According to Indian Express, the convoy comprising 1,300 tractor- trolleys and 200 cars with 4,000 farmers is expected to reach Delhi border over the week-end and will replace the first batch of protesters at Delhi’s borders.
Farmers, mainly from Punjab and Haryana, have occupied highways at different spots on Delhi’s borders demanding repeal of the controversial farm laws enacted by the Modi government in September.
The laws that are going to diminish the role of the government-regulated market yards (APMCs) have triggered a widespread outrage from farmers who say the move will expose them to capitalist assault.
For months, the farmers kept their protests confined to the respective states but when the Central government refused to budge, the farmers’ unions intensified the protests by announcing a march to Delhi last month-end.
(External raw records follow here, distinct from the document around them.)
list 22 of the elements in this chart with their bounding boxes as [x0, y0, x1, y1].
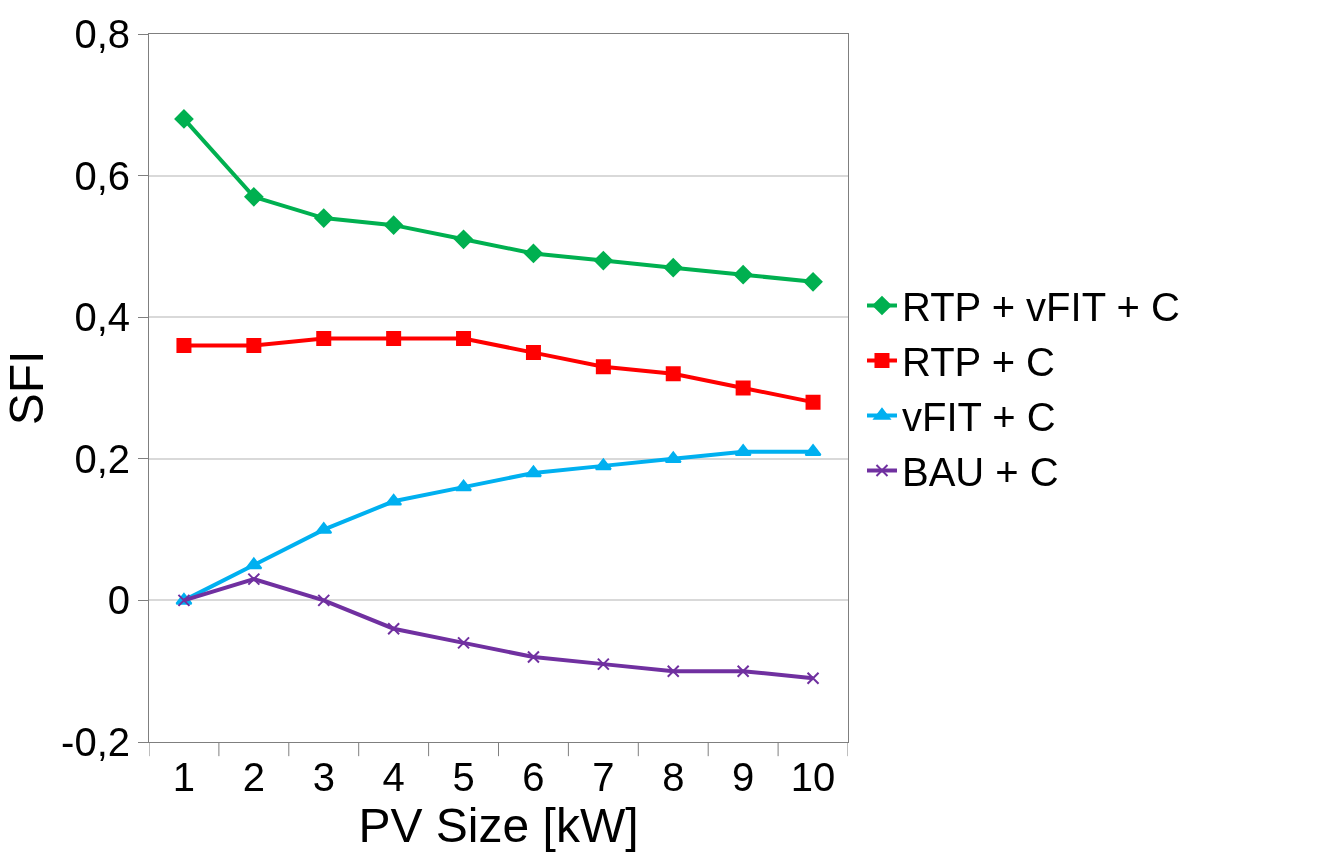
y-tick-label: 0,4: [74, 295, 130, 340]
x-axis-title: PV Size [kW]: [358, 799, 639, 853]
x-tick-label: 6: [522, 755, 545, 799]
y-axis-title: SFI: [0, 350, 53, 426]
x-tick-label: 2: [242, 755, 265, 799]
legend-label: vFIT + C: [901, 395, 1056, 440]
x-tick-label: 1: [172, 755, 196, 799]
x-tick-label: 10: [790, 755, 836, 799]
y-tick-label: 0,6: [74, 153, 130, 198]
x-tick-label: 7: [592, 755, 615, 799]
y-tick-label: 0: [107, 578, 130, 623]
legend-label: BAU + C: [901, 450, 1059, 495]
x-tick-label: 8: [662, 755, 685, 799]
x-tick-label: 5: [452, 755, 475, 799]
legend-label: RTP + vFIT + C: [901, 285, 1180, 330]
legend-label: RTP + C: [901, 340, 1056, 385]
y-tick-label: -0,2: [61, 720, 130, 764]
y-tick-label: 0,2: [74, 436, 130, 481]
x-tick-label: 9: [732, 755, 755, 799]
x-tick-label: 4: [382, 755, 405, 799]
y-tick-label: 0,8: [74, 12, 130, 56]
x-tick-label: 3: [312, 755, 335, 799]
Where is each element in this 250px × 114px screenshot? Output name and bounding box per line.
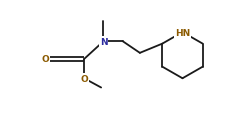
Text: O: O	[41, 55, 49, 64]
Text: HN: HN	[174, 28, 189, 37]
Text: O: O	[80, 74, 88, 83]
Text: N: N	[99, 38, 107, 46]
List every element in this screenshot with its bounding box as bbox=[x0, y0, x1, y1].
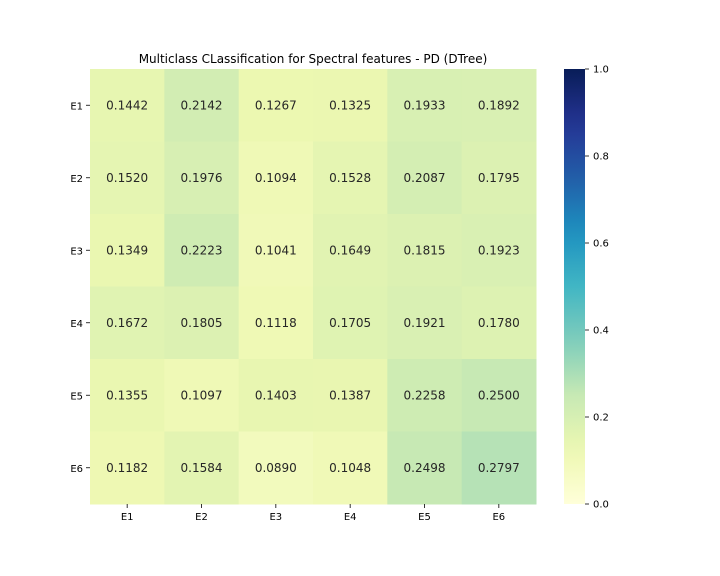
cell-value-label: 0.1387 bbox=[329, 388, 371, 402]
cell-value-label: 0.1933 bbox=[404, 98, 446, 112]
heatmap-cell bbox=[461, 431, 537, 505]
cell-value-label: 0.1780 bbox=[478, 316, 520, 330]
cell-value-label: 0.1805 bbox=[181, 316, 223, 330]
heatmap-cell bbox=[313, 214, 388, 287]
cell-value-label: 0.1815 bbox=[404, 243, 446, 257]
y-tick-label: E1 bbox=[70, 101, 83, 112]
colorbar: 0.0 0.2 0.4 0.6 0.8 1.0 bbox=[564, 65, 609, 511]
cell-value-label: 0.1921 bbox=[404, 316, 446, 330]
cell-value-label: 0.1649 bbox=[329, 243, 371, 257]
cell-value-label: 0.2142 bbox=[181, 98, 223, 112]
heatmap-cell bbox=[164, 286, 240, 360]
cell-value-label: 0.1923 bbox=[478, 243, 520, 257]
heatmap-cell bbox=[461, 359, 537, 432]
cell-value-label: 0.1528 bbox=[329, 171, 371, 185]
colorbar-tick-label: 0.6 bbox=[593, 239, 609, 250]
heatmap-cell bbox=[313, 286, 388, 360]
heatmap-cell bbox=[164, 141, 240, 215]
heatmap-cell bbox=[313, 431, 388, 505]
heatmap-cell bbox=[90, 359, 165, 432]
heatmap-cell bbox=[238, 141, 314, 215]
cell-value-label: 0.1442 bbox=[106, 98, 148, 112]
chart-title: Multiclass CLassification for Spectral f… bbox=[139, 52, 488, 66]
x-tick-label: E6 bbox=[492, 512, 505, 523]
heatmap-cell bbox=[387, 69, 463, 142]
heatmap-cell bbox=[164, 214, 240, 287]
cell-value-label: 0.1403 bbox=[255, 388, 297, 402]
heatmap-cells: 0.1442 0.2142 0.1267 0.1325 0.1933 0.1892 0.15… bbox=[90, 69, 537, 505]
heatmap-cell bbox=[238, 286, 314, 360]
colorbar-gradient bbox=[564, 69, 585, 504]
heatmap-cell bbox=[387, 359, 463, 432]
heatmap-cell bbox=[238, 214, 314, 287]
heatmap-cell bbox=[90, 141, 165, 215]
colorbar-tick-label: 1.0 bbox=[593, 65, 609, 76]
heatmap-cell bbox=[90, 214, 165, 287]
cell-value-label: 0.2797 bbox=[478, 461, 520, 475]
y-tick-label: E5 bbox=[70, 391, 83, 402]
cell-value-label: 0.1795 bbox=[478, 171, 520, 185]
y-tick-label: E2 bbox=[70, 174, 83, 185]
heatmap-cell bbox=[164, 69, 240, 142]
cell-value-label: 0.1892 bbox=[478, 98, 520, 112]
cell-value-label: 0.1041 bbox=[255, 243, 297, 257]
colorbar-tick-label: 0.0 bbox=[593, 500, 609, 511]
heatmap-cell bbox=[164, 359, 240, 432]
colorbar-tick-label: 0.4 bbox=[593, 326, 609, 337]
heatmap-cell bbox=[461, 141, 537, 215]
cell-value-label: 0.1584 bbox=[181, 461, 223, 475]
heatmap-cell bbox=[164, 431, 240, 505]
heatmap-cell bbox=[90, 286, 165, 360]
cell-value-label: 0.1094 bbox=[255, 171, 297, 185]
heatmap-cell bbox=[313, 141, 388, 215]
heatmap-cell bbox=[387, 214, 463, 287]
y-tick-label: E6 bbox=[70, 464, 83, 475]
x-axis: E1 E2 E3 E4 E5 E6 bbox=[121, 504, 505, 523]
heatmap-cell bbox=[313, 359, 388, 432]
heatmap-cell bbox=[90, 431, 165, 505]
colorbar-tick-label: 0.2 bbox=[593, 413, 609, 424]
heatmap-cell bbox=[461, 214, 537, 287]
cell-value-label: 0.2500 bbox=[478, 388, 520, 402]
x-tick-label: E1 bbox=[121, 512, 134, 523]
cell-value-label: 0.1118 bbox=[255, 316, 297, 330]
heatmap-cell bbox=[313, 69, 388, 142]
cell-value-label: 0.1705 bbox=[329, 316, 371, 330]
cell-value-label: 0.1349 bbox=[106, 243, 148, 257]
heatmap-cell bbox=[238, 69, 314, 142]
heatmap-cell bbox=[387, 286, 463, 360]
heatmap-cell bbox=[90, 69, 165, 142]
heatmap-cell bbox=[461, 69, 537, 142]
y-axis: E1 E2 E3 E4 E5 E6 bbox=[70, 101, 90, 475]
cell-value-label: 0.2087 bbox=[404, 171, 446, 185]
cell-value-label: 0.1182 bbox=[106, 461, 148, 475]
x-tick-label: E4 bbox=[344, 512, 357, 523]
heatmap-cell bbox=[461, 286, 537, 360]
heatmap-cell bbox=[387, 431, 463, 505]
y-tick-label: E4 bbox=[70, 319, 83, 330]
cell-value-label: 0.1097 bbox=[181, 388, 223, 402]
cell-value-label: 0.2258 bbox=[404, 388, 446, 402]
cell-value-label: 0.1355 bbox=[106, 388, 148, 402]
cell-value-label: 0.1267 bbox=[255, 98, 297, 112]
colorbar-tick-label: 0.8 bbox=[593, 152, 609, 163]
heatmap-cell bbox=[238, 359, 314, 432]
cell-value-label: 0.1976 bbox=[181, 171, 223, 185]
cell-value-label: 0.2498 bbox=[404, 461, 446, 475]
cell-value-label: 0.1520 bbox=[106, 171, 148, 185]
cell-value-label: 0.1325 bbox=[329, 98, 371, 112]
cell-value-label: 0.1048 bbox=[329, 461, 371, 475]
cell-value-label: 0.0890 bbox=[255, 461, 297, 475]
x-tick-label: E3 bbox=[269, 512, 282, 523]
y-tick-label: E3 bbox=[70, 246, 83, 257]
cell-value-label: 0.1672 bbox=[106, 316, 148, 330]
x-tick-label: E2 bbox=[195, 512, 208, 523]
x-tick-label: E5 bbox=[418, 512, 431, 523]
heatmap-cell bbox=[387, 141, 463, 215]
heatmap-cell bbox=[238, 431, 314, 505]
cell-value-label: 0.2223 bbox=[181, 243, 223, 257]
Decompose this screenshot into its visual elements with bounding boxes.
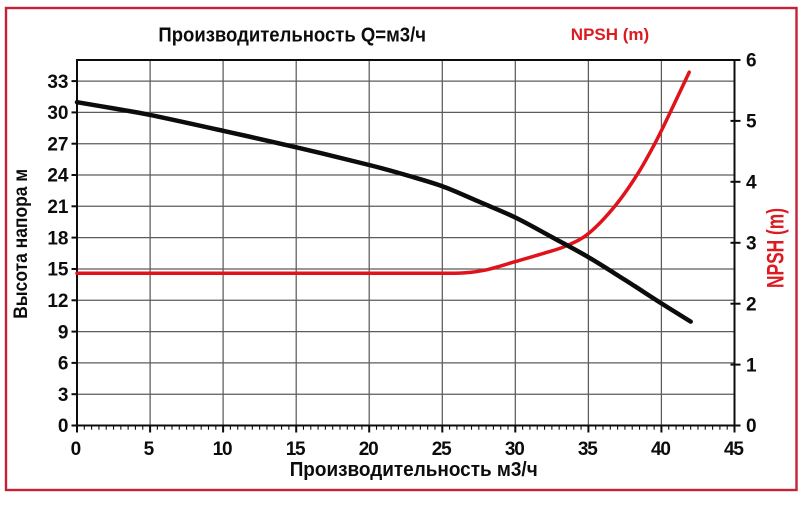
svg-text:3: 3 (746, 233, 757, 254)
svg-text:24: 24 (47, 166, 69, 187)
svg-text:0: 0 (71, 439, 82, 460)
svg-text:9: 9 (58, 322, 69, 343)
svg-text:20: 20 (359, 439, 378, 460)
svg-text:6: 6 (746, 51, 757, 72)
svg-text:30: 30 (47, 103, 68, 124)
svg-text:40: 40 (651, 439, 670, 460)
svg-text:Производительность м3/ч: Производительность м3/ч (290, 459, 538, 481)
svg-text:21: 21 (47, 197, 69, 218)
svg-text:NPSH (m): NPSH (m) (571, 25, 649, 44)
svg-text:4: 4 (746, 173, 757, 194)
svg-text:25: 25 (432, 439, 452, 460)
svg-text:30: 30 (505, 439, 524, 460)
svg-text:35: 35 (578, 439, 598, 460)
svg-text:33: 33 (47, 72, 68, 93)
svg-text:12: 12 (47, 291, 68, 312)
svg-text:NPSH (m): NPSH (m) (763, 208, 790, 288)
svg-text:1: 1 (746, 355, 757, 376)
svg-text:18: 18 (47, 228, 68, 249)
svg-text:Производительность Q=м3/ч: Производительность Q=м3/ч (158, 24, 426, 46)
svg-text:15: 15 (47, 260, 69, 281)
svg-text:15: 15 (286, 439, 306, 460)
svg-text:3: 3 (58, 385, 69, 406)
svg-text:45: 45 (724, 439, 744, 460)
svg-text:Высота напора м: Высота напора м (11, 169, 32, 319)
svg-text:0: 0 (58, 416, 69, 437)
svg-text:27: 27 (47, 134, 68, 155)
svg-text:5: 5 (144, 439, 155, 460)
svg-text:10: 10 (213, 439, 232, 460)
svg-text:5: 5 (746, 112, 757, 133)
svg-text:2: 2 (746, 294, 757, 315)
svg-text:6: 6 (58, 354, 69, 375)
svg-text:0: 0 (746, 416, 757, 437)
Once they reached close to Delhi, the police confronted them and thwarted their entry leading to a stand-off which is now over two weeks old.
Leaders of the Kisan Mazdoor Sangarsh Committee (KMSC) told Indian Express, the convoy, in multiple groups, would replace the first batch of protesters that reached the border along Kundli on 100 tractor-trolleys two weeks ago.
“There is a huge gathering already at Delhi’s borders, but we will find a way. If we don’t get space, we will stop wherever we can. Besides, we already have a stage at Kundli. We will replace those already there, who will return home,” Satnam Singh Pannu, president, KMSC, was quoted as saying.
The farmers joining the new convoy have come from Amritsar, Gurdaspur, Taran Taran, Jhalandar, Hoshiarpur, Ferozpur and Moga who drove to Ludhiana first for convergence and thereafter began rallying towards Delhi on National Highway 1, the report said citing Pannu.
The Punjab government, run by the Congress which has come out in solidarity with farmers, has said it will not stop the movement of the tractors or protesters, saying the protest is a democratic right of the farmers.